Наша мастерская работает в разных стилях церковной живописи. И я категорически не согласен с бытующими определениями церковной живописи «академический» и «канонический» – они просто звучат некорректно. Странно слышать вопрос: «Вы в каноне пишете?» Если он задается, получается, что у многих святых XVIII–XIX веков был неправильный молитвенный опыт? Среди этих святых – святитель Филарет Московский, который разрабатывал программу росписи храма Христа Спасителя; преподобный Серафим Саровский, молившийся пред иконой Богородицы «Умиление» западной иконографии. Так что таких формулировок я стараюсь избегать, хотя, к сожалению, не всегда получается. Заказчикам порой трудно не оперировать этой терминологией, но я стараюсь в разговорах с ними обязательно говорить «так называемый канонический стиль», «так называемый академический стиль», хотя в последнем случае мне более правильным кажется термин «стилистика синодального периода Русской Православной Церкви». Я уважительно отношусь к мастерам этого периода, и их работы тоже стали частью церковной культуры.

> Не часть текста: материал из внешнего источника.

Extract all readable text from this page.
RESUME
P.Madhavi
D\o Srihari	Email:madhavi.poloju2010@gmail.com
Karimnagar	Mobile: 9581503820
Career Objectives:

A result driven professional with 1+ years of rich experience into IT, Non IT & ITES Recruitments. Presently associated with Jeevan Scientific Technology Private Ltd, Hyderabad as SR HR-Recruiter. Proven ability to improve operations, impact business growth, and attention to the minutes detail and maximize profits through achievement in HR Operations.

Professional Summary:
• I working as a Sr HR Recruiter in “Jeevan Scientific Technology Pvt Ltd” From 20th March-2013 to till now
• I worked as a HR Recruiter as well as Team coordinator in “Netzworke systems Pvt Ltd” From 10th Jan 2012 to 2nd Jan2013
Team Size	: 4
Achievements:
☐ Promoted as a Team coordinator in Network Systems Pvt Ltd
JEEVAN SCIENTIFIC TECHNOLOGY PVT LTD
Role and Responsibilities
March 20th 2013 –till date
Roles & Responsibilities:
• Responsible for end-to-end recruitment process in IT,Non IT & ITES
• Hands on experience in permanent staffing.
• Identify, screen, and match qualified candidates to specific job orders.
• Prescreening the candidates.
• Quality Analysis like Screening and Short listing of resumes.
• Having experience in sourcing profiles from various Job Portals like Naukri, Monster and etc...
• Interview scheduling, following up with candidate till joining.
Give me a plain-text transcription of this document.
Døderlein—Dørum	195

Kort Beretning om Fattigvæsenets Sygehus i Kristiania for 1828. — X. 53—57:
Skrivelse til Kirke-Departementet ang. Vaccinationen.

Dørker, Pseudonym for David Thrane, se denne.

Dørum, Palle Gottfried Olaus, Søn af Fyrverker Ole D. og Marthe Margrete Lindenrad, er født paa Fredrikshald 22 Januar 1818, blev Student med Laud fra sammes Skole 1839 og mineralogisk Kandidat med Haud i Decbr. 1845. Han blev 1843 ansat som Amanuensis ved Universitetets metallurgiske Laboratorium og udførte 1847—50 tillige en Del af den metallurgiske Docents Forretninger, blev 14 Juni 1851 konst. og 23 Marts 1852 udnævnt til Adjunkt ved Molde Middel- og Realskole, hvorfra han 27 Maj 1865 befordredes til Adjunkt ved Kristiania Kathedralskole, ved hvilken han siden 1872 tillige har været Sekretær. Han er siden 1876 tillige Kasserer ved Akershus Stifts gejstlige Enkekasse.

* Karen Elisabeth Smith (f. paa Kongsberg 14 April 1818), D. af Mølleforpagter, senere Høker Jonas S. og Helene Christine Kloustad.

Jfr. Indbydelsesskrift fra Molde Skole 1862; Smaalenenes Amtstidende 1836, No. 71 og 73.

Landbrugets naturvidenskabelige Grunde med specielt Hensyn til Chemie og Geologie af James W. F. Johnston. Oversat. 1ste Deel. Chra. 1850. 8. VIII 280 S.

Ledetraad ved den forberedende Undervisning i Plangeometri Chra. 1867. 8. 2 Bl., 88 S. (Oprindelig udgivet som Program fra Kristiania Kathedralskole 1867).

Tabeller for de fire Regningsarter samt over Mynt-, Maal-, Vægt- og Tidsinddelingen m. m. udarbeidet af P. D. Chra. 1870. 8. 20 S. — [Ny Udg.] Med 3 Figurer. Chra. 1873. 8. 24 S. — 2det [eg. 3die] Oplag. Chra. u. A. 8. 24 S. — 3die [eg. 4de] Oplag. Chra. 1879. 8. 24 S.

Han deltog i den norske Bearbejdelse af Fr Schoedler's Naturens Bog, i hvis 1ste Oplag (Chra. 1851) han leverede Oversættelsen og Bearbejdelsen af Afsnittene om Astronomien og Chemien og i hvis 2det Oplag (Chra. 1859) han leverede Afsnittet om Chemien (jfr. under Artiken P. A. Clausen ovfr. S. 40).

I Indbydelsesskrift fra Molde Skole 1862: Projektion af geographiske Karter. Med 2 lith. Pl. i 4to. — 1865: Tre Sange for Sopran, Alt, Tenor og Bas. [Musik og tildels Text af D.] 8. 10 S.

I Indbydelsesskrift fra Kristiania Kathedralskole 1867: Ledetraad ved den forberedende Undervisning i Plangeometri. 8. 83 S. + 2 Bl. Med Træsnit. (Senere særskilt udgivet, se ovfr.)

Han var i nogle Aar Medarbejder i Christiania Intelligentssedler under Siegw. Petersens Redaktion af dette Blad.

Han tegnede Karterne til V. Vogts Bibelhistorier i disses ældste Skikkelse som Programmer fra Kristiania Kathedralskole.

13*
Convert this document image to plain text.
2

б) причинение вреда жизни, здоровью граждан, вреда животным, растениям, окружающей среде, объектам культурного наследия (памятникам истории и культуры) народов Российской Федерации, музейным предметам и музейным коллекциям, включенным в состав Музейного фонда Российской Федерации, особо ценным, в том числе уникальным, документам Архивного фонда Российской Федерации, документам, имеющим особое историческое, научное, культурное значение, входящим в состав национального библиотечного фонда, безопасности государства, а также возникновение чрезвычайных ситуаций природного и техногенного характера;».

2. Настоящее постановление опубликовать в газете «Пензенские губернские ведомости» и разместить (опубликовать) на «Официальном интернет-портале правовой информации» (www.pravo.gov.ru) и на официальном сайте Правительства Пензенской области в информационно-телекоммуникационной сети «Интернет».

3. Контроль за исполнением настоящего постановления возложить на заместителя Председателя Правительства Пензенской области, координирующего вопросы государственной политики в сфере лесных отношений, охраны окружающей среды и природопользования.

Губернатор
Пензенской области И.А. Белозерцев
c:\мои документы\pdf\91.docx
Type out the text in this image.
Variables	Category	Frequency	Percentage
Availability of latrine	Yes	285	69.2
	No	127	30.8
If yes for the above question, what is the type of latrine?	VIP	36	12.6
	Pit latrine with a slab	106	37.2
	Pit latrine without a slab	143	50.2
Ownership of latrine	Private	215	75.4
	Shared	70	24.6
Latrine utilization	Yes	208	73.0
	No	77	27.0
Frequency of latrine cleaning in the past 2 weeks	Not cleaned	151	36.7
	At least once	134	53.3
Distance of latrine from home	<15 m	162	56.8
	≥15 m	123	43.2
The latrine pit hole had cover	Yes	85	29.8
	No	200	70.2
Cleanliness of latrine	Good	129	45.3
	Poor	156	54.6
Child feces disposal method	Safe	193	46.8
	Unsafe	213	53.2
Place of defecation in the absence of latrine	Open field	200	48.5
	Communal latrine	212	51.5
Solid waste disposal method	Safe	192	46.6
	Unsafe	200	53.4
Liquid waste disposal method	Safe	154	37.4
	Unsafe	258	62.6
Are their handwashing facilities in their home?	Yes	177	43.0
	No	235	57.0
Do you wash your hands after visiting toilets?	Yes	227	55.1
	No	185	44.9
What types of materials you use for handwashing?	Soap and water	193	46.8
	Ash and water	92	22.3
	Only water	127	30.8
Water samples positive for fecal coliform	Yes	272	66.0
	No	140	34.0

Наверное, Репин даже не думал, когда писал «Воскрешение дочери Иаира», что эта его работа потом будет повторяться в различных храмах – потому что он создал востребованный образ, который находит отклик в людях, причем не важно, ставил он перед собой такую задачу или не ставил.
Хотя лично мне ближе традиционный язык иконы, и я не раз переубеждал заказчиков, которые хотели обязательно «как в храме Христа Спасителя». Академический стиль в каком-то смысле ущербен, когда пытается выразить трансцендентное. Именно поэтому, чтобы раскрыть глубинные богословские смыслы, рассказать о мире Горнем, наша мастерская стремится прибегать к тому изобразительному языку, который был родным для иконописцев древности.